Non sono tempi che inducono all’acquisto di un capo d’abbigliamento. Oggettivamente, mancano le occasioni per indossarlo e mostrarlo. Per non parlare del risvolto morale: un altro cashemire o un nuovo paio di sneaker rischia di gravare sulla nostra cattiva coscienza di consumatori, incapaci di resistere alle tentazioni. Che, per la verità, scarseggiano. Proprio alle soglie dell’autunno, quando coprirsi diventa necessità e in pari tempo virtù, sembra latitante la moda, per così dire ufficiale. Quella che, attraverso personalità dotate di autorità creativa, è in grado d’imporre fogge, tessuti, colori, accessori a un pubblico, pur sempre disponibile al nuovo. A questo punto, per colmare il vuoto è giocoforza ricorrere al recupero del passato. E, una volta ancora, ci si affida a Coco Chanel, di cui il 10 gennaio 2021 ricorreva il cinquantesimo della morte.
Qui si deve parlare di un caso a parte, senza paragoni nella storia del costume moderno. Diversamente da tanti suoi illustri colleghi, dall’inglese Worth, il primo a fregiarsi del titolo «couturier», a Schiapparelli, Lanvin, Dior, Valentino, e via enumerando grandi sarti e stilisti consegnati al passato, le sue invenzioni rimangono attuali. Più che mai in questa stagione anomala, priva di novità sollecitanti, la «sua» giacca profilata di passamaneria, con i bottoni dorati, continua a essere un oggetto di desiderio, accessibile e lusinghiero. La si ritrova, sia nelle boutiques sia nei supermercati, Migros compresa, in versioni diverse, però sempre fedeli all’inconfondibile originale: che ne decretò un successo sfociato nel mito. Dietro il quale c’è una vicenda personale, persino intima, che s’intreccia con le vicende pubbliche, culturali e politiche che segnarono il primo e il secondo dopoguerra.

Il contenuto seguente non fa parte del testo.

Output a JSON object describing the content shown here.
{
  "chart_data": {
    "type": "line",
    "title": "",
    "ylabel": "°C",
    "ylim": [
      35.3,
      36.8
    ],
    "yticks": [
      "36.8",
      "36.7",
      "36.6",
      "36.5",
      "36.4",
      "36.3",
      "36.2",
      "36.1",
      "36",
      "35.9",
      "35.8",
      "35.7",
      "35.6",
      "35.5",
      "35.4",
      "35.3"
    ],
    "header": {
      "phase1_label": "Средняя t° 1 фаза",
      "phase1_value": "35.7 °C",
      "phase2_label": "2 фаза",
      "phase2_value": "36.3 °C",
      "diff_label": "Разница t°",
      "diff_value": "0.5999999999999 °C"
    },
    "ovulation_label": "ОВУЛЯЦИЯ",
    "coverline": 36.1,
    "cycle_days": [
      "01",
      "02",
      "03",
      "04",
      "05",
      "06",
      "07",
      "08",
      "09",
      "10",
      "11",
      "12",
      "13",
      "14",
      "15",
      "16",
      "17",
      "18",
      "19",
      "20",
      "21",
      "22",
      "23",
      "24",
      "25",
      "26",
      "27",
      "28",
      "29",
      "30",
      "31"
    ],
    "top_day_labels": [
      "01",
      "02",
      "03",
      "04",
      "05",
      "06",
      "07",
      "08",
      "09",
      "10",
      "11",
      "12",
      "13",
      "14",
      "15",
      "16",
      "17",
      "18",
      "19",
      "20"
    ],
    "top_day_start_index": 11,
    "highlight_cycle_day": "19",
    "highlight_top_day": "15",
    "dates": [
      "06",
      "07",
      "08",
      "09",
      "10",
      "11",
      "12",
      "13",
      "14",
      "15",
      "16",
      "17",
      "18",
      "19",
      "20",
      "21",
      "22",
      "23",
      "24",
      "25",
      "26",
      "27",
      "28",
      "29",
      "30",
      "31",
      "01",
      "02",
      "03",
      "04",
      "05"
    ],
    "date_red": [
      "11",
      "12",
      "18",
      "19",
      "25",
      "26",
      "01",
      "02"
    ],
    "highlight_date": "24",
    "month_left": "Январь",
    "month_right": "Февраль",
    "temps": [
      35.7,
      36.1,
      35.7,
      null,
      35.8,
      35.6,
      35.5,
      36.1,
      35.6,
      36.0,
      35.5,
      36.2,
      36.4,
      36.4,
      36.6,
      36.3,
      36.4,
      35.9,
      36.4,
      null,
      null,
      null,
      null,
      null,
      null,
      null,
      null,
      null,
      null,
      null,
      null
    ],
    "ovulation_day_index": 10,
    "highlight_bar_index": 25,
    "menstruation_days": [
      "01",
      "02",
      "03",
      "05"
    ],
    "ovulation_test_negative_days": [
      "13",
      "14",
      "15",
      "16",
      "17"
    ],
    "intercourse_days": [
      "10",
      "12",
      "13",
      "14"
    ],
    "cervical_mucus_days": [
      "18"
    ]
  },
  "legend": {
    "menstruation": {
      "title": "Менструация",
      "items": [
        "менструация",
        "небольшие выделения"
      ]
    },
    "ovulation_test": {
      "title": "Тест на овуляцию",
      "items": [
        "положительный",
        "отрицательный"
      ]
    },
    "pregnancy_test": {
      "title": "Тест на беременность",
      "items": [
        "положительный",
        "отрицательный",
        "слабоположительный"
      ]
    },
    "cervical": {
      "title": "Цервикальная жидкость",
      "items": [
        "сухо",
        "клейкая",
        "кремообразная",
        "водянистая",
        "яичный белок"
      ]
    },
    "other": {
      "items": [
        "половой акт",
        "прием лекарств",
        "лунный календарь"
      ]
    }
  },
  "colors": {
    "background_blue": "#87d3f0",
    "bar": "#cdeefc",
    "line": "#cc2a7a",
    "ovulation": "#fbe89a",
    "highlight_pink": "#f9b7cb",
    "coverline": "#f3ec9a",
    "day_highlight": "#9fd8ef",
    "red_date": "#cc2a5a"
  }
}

Sembra una fiaba a lieto fine, la vita di Gabrielle Bonheur Chanel, sin qui raccontata. Nata nel 1883 a Saumur, da genitori venditori ambulanti, orfana giovanissima, si reca a Parigi, allora la capitale, per definizione più aperta a talenti e precursori. E Coco lo è, a pieno titolo. Reagisce prontamente agli stimoli del momento: modista di successo, si appassiona per il teatro, crea i costumi per i balletti russi di Serge Lifar, ascolta, legge e, non da ultimo, si rivela una femminista fuori schema concretamente: libera la donna da corsetti, gonne e mantelle ingombranti, proponendo completi in jersey, una primizia, costumi da bagno, pantaloni. Nasce, così, lo stile che interpreta una femminilità disinvolta, dinamica, al riparo da eccessi e volgarità.
Sin qui, la vita intraprendente e coraggiosa di una ragazza, venuta dal nulla, sembra meritare biografie, magari al limite dell’agiografia. Ma ecco che, nel 2011, il giornalista americano, Hal Vaughan, osa buttare all’aria questo mito di dimensioni mondiali, popolarissimo soprattutto in USA: con un libro dal titolo stuzzicante Sleeping with the Enemy, Coco Chanel’s Secret War. Sono pagine in cui si denuncia la realtà nascosta di una Coco, che avrebbe collaborato con l’«intelligence» tedesca. Accuse fondante o infondate che siano, la pubblicazione non influì sul successo dello stile Chanel. Ha, comunque, aperto un «buco nero», nel curriculum della stilista: una parentesi che ci concerne, come svizzeri. Infatti, dal 1945 al ’53, trascorse un esilio volontario, da taluni definito prudente, a Losanna. E decise di farsi seppellire nel cimitero di Bois-de-Vaux, in una tomba da lei disegnata, accanto a quella di un’altra celebrità, Pierre de Coubertin, il fondatore delle Olimpiadi.
Sulle motivazioni di questa prolungata vacanza in terra elvetica si sprecano, ovviamente, svariate congetture. Forse con l’alto ufficiale della Wehrmacht fu soltanto la scappatella di una notte o, invece, un rapporto compromettente. Fatto sta che, Chanel tornò alla ribalta, sostenuta dalla pubblicità e dal consenso popolare. Con effetti persino spassosi. Totti ha chiamato la figlia Chanel.